32 Fest. De cine de Mar del Plata / LUCKY

mar del plata lucky

Nuestra calificación: EXCELENTE

El legado de Harry Dean Stanton al cine es tal que una mirada de sus melancólicos (pero jamás tristes) ojos es capaz de decirlo todo en apenas un par de planos. Lucky es, además, casi un testamento de su vasta carrera: narra la historia de un hombre vestido de cowboy que a los más de 90 años se mantiene activo y se rehusa a aminorar su marcha. Todos los días se levanta, ejercita, toma un café, se calza sus botas de vaquero y sale a recorrer el pueblo. Allí visita al dueño de una cantina, e intercambia ideas y pensamientos, que comienzan siempre con un “no somos nada”. El realismo extremo, que resulta ser una “cosa”, apenas dice sus buenos días allí: Lucky sigue visitando a sus amigos en otro bar, se enoja cuando alguien menciona conceptos vagos como “el alma” o la “eternidad”, y no le teme al vacío ni la muerte porque sabe que son las únicas dos cosas que en verdad existen. Y sin embargo, la película de John Carroll Lynch no es amarga, sino todo lo contrario: es toda una celebración de la vida. ¿Cómo puede ser? Justamente, porque funciona como contracara realista de un motivacional supérfluo, de esos que abundan en la sociedad new age. No necesita hablar del espíritu para ser un camino espiritual, consciente de que el espíritu no existe y es apenas una alegoría o metáfora de algo que en verdad no importa, porque jamás tuvo ni tendrá sentido. Y está bien, no tiene que tenerlo. No hay posteo de facebook o firma debajo de un e-mail capaz de convencernos de lo contrario, porque en el fondo nos aferramos a las frases vacías apenas para buscar una respuesta feliz a lo que no reconoce emociones.

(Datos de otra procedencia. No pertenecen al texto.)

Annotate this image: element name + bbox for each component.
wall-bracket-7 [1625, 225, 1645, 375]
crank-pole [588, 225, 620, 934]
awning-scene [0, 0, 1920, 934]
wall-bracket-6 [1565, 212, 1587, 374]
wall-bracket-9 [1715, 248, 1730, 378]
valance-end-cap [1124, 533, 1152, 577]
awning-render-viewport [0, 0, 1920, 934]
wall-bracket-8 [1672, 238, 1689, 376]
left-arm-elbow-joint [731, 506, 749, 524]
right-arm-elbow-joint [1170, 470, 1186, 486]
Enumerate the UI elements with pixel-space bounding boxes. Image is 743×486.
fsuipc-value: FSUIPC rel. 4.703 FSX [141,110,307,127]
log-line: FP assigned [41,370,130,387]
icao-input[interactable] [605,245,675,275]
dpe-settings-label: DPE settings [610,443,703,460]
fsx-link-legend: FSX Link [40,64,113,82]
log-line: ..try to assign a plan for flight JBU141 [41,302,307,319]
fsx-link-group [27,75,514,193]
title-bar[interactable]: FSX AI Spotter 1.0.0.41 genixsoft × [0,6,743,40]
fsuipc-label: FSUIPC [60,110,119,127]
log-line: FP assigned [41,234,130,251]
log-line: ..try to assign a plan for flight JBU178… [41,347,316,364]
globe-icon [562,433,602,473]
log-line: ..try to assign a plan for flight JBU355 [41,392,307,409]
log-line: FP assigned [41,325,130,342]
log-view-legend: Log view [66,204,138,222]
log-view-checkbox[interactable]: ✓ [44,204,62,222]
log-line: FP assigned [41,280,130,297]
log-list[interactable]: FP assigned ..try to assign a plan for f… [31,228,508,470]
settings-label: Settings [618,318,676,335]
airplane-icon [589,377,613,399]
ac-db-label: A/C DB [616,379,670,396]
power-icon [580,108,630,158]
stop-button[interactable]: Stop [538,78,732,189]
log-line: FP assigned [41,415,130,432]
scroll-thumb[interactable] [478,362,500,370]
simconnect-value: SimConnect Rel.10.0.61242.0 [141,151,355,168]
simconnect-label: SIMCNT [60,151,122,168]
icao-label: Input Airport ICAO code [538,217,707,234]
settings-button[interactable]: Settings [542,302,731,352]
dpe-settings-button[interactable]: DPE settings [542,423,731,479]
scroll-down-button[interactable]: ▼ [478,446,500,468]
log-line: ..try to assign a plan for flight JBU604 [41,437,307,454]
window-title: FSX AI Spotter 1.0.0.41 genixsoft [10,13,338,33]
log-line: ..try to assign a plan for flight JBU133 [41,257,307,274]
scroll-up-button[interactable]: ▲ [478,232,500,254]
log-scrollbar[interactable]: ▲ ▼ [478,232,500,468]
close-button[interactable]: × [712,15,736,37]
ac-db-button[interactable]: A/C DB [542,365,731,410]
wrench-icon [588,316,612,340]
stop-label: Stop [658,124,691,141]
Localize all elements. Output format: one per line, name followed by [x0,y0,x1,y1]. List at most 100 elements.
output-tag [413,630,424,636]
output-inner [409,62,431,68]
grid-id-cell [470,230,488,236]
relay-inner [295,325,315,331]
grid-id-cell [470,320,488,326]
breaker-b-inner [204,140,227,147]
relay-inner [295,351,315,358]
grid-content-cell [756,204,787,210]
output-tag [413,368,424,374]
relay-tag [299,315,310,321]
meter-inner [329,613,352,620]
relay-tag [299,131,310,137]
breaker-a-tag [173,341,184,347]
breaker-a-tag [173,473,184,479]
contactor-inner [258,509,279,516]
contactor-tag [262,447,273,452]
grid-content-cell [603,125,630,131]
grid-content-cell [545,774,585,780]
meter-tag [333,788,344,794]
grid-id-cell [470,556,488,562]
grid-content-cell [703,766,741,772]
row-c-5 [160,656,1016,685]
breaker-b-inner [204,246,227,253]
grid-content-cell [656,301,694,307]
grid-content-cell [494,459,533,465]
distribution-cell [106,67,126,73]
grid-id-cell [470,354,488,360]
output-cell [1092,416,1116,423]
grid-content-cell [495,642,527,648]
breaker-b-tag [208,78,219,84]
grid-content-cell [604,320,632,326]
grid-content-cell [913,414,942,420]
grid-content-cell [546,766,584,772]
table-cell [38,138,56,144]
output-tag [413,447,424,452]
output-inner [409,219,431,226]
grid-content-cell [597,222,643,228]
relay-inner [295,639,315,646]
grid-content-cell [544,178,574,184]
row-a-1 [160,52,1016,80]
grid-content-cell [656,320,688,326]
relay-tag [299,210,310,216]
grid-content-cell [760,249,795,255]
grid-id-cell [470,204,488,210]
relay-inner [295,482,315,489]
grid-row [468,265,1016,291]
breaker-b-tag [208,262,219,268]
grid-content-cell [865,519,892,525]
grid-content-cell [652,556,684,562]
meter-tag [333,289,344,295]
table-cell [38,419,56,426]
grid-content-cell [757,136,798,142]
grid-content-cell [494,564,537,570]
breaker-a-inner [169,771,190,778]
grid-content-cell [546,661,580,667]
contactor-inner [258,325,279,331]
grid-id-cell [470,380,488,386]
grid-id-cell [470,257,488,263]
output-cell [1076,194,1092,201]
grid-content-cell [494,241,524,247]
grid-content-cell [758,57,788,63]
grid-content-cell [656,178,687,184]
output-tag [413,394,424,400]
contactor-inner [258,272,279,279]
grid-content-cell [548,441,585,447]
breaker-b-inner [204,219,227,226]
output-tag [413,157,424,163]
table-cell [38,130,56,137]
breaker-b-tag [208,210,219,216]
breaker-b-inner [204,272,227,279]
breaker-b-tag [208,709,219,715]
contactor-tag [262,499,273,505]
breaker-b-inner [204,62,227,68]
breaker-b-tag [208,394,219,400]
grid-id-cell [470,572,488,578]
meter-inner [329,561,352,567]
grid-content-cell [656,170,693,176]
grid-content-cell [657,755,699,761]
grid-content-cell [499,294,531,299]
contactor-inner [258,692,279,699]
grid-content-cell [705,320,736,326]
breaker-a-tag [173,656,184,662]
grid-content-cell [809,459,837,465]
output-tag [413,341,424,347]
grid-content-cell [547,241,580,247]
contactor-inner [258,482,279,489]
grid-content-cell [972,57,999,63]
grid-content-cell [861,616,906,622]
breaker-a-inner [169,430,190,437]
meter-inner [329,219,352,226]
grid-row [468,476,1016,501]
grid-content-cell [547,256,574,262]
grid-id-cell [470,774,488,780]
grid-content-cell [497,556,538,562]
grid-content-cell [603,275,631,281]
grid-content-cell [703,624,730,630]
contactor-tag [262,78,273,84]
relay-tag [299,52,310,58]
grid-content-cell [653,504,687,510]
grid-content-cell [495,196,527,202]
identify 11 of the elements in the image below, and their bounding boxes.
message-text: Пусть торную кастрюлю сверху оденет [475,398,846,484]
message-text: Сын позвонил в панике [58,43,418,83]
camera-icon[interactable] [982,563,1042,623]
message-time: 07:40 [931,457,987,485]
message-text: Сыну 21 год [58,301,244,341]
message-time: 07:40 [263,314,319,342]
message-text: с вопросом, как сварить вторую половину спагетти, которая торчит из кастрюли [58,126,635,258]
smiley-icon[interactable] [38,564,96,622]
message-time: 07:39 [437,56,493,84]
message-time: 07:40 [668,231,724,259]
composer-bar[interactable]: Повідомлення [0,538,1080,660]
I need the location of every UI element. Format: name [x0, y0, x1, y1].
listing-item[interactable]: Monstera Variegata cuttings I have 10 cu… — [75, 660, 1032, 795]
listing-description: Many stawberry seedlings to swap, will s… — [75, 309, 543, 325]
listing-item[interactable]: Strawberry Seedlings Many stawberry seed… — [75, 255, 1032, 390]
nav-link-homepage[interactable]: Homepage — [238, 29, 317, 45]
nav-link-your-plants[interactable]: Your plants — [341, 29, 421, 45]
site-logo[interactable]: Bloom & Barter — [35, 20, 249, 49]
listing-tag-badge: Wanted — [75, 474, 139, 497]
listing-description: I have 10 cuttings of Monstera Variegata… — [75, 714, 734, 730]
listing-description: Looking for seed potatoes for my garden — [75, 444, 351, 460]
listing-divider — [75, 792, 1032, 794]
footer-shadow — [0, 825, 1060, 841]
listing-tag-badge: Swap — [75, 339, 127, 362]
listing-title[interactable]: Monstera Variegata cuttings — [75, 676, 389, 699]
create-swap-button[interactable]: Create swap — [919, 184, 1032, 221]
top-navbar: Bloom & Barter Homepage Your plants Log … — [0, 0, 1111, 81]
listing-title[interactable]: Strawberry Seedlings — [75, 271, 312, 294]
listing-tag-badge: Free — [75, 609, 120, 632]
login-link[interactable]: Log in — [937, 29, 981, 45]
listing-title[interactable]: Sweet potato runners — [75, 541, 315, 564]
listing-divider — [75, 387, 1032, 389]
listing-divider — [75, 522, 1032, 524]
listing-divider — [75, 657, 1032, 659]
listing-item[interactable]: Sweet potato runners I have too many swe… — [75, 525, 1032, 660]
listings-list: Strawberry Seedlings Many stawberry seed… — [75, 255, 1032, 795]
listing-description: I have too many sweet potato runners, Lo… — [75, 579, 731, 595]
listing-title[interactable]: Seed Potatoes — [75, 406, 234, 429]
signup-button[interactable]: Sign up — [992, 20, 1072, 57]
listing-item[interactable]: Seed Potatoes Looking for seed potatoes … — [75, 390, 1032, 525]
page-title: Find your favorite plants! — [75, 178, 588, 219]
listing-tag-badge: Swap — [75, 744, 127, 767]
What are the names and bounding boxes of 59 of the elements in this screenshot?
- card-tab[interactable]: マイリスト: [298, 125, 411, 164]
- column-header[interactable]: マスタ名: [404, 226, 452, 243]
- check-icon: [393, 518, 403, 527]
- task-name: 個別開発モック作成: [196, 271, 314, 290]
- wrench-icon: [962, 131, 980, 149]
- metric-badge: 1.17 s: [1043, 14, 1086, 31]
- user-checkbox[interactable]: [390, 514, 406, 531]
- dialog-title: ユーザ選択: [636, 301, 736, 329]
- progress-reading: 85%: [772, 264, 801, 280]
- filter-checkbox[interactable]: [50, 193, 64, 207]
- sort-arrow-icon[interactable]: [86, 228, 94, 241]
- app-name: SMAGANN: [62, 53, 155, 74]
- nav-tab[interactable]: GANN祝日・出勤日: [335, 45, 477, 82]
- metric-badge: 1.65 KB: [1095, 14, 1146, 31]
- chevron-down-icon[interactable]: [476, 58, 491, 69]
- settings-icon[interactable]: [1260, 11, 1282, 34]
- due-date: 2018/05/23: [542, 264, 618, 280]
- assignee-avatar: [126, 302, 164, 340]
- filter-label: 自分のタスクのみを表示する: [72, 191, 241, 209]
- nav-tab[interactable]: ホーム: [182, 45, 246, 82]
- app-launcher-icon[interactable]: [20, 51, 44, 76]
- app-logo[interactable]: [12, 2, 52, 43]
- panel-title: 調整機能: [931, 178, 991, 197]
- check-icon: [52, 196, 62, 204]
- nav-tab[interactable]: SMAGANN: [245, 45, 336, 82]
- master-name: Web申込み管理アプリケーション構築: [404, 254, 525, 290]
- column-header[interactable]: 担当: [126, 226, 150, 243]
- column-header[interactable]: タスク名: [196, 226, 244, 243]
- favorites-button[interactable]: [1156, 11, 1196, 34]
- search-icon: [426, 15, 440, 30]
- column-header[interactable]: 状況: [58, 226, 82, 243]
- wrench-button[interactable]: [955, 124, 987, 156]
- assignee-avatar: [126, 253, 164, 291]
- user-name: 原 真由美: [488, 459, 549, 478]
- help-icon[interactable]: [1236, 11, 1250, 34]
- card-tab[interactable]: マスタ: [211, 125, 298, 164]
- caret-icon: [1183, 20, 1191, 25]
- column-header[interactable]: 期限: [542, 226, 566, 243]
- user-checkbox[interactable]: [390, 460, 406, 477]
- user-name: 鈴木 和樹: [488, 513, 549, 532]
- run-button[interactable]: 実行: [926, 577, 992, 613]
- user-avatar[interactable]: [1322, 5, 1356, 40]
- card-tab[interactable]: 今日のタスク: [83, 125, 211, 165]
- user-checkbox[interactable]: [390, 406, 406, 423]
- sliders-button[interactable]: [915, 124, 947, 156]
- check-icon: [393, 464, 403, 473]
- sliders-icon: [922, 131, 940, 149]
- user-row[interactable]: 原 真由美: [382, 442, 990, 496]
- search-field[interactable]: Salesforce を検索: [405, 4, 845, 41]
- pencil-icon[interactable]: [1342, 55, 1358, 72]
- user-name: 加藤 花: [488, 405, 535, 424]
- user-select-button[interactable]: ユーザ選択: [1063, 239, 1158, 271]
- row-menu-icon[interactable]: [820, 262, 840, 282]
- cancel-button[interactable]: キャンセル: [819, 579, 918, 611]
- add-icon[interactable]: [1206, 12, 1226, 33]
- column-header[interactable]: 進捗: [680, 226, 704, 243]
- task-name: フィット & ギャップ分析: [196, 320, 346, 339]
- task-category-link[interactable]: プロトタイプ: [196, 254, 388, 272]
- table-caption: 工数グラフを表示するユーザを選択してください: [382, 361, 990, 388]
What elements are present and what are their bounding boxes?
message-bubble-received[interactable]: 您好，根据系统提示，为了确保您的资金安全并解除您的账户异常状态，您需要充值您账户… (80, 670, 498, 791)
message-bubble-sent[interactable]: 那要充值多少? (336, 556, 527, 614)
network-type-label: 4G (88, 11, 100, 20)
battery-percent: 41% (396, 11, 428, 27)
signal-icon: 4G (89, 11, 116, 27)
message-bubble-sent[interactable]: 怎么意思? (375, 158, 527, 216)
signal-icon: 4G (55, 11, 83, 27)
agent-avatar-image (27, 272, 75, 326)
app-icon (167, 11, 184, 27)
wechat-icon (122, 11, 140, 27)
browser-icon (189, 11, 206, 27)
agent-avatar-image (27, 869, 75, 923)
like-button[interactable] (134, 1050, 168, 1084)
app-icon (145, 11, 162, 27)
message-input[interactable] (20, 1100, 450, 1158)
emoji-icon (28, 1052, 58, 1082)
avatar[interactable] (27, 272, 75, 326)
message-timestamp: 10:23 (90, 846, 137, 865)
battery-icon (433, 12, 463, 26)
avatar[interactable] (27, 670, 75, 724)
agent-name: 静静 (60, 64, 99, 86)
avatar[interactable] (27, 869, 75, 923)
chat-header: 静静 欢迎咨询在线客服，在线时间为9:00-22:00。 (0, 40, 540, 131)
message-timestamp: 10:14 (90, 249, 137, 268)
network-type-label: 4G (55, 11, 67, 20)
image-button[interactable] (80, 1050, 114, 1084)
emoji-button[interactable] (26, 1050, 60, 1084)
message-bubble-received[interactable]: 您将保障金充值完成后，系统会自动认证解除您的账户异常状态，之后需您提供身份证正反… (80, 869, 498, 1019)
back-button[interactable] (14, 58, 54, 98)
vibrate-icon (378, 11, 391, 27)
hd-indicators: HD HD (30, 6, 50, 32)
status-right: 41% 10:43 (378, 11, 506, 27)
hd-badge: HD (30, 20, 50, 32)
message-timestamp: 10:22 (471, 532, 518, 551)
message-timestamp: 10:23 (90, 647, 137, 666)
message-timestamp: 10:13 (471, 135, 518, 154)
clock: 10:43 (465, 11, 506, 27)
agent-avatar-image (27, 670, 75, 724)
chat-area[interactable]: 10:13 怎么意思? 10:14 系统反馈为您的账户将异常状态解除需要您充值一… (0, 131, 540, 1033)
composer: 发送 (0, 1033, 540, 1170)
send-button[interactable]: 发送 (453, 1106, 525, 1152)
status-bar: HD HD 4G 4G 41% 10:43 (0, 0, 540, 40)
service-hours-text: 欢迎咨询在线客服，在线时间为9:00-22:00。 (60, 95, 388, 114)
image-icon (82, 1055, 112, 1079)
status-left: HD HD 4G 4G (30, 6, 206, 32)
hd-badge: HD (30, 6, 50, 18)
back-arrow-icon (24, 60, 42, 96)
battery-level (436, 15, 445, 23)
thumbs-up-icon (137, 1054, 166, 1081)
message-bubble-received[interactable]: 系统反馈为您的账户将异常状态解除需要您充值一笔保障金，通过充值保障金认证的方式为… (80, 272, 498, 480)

El pueblo donde nuestro personaje reside está repleto, además, de coloridos personajes que adornan el paisaje. Entre ellos destaca el mismísimo David Lynch, preocupado por haber perdido una tortuga, y varios personajes que parecen existir apenas en los interiores de un bar anclado en el tiempo. Todos ellos dialogan con el protagonista, y también lo escuchan, mientras intercambian filosofías de vida.

Lucky tira abajo la noción de que el nihilismo es depresivo, probablemente porque sus guionistas saben de lo que hablan. No hace falta un Dios ni una falsa esperanza para disfrutar la existencia. Dean Stanton, con su ireemplazable voz y andar de vaquero cansado, sigue caminando sin detenerse, y cuando se debilita y cae al comienzo de la película, vuelve a levantarse y continúa su marcha. Al igual que su persona en la vida real, que se extinguió apenas unos meses después de la finalización de la película, no ignora la vejez ni deja de preocuparse por ella, pero no deja que la misma le atormente. Porque sabe que a donde va no hay nada y lo único que existe es el camino inútil del hombre. Estúpido, insignificante y sin sentido. Y por eso mismo vale la pena recorrerlo.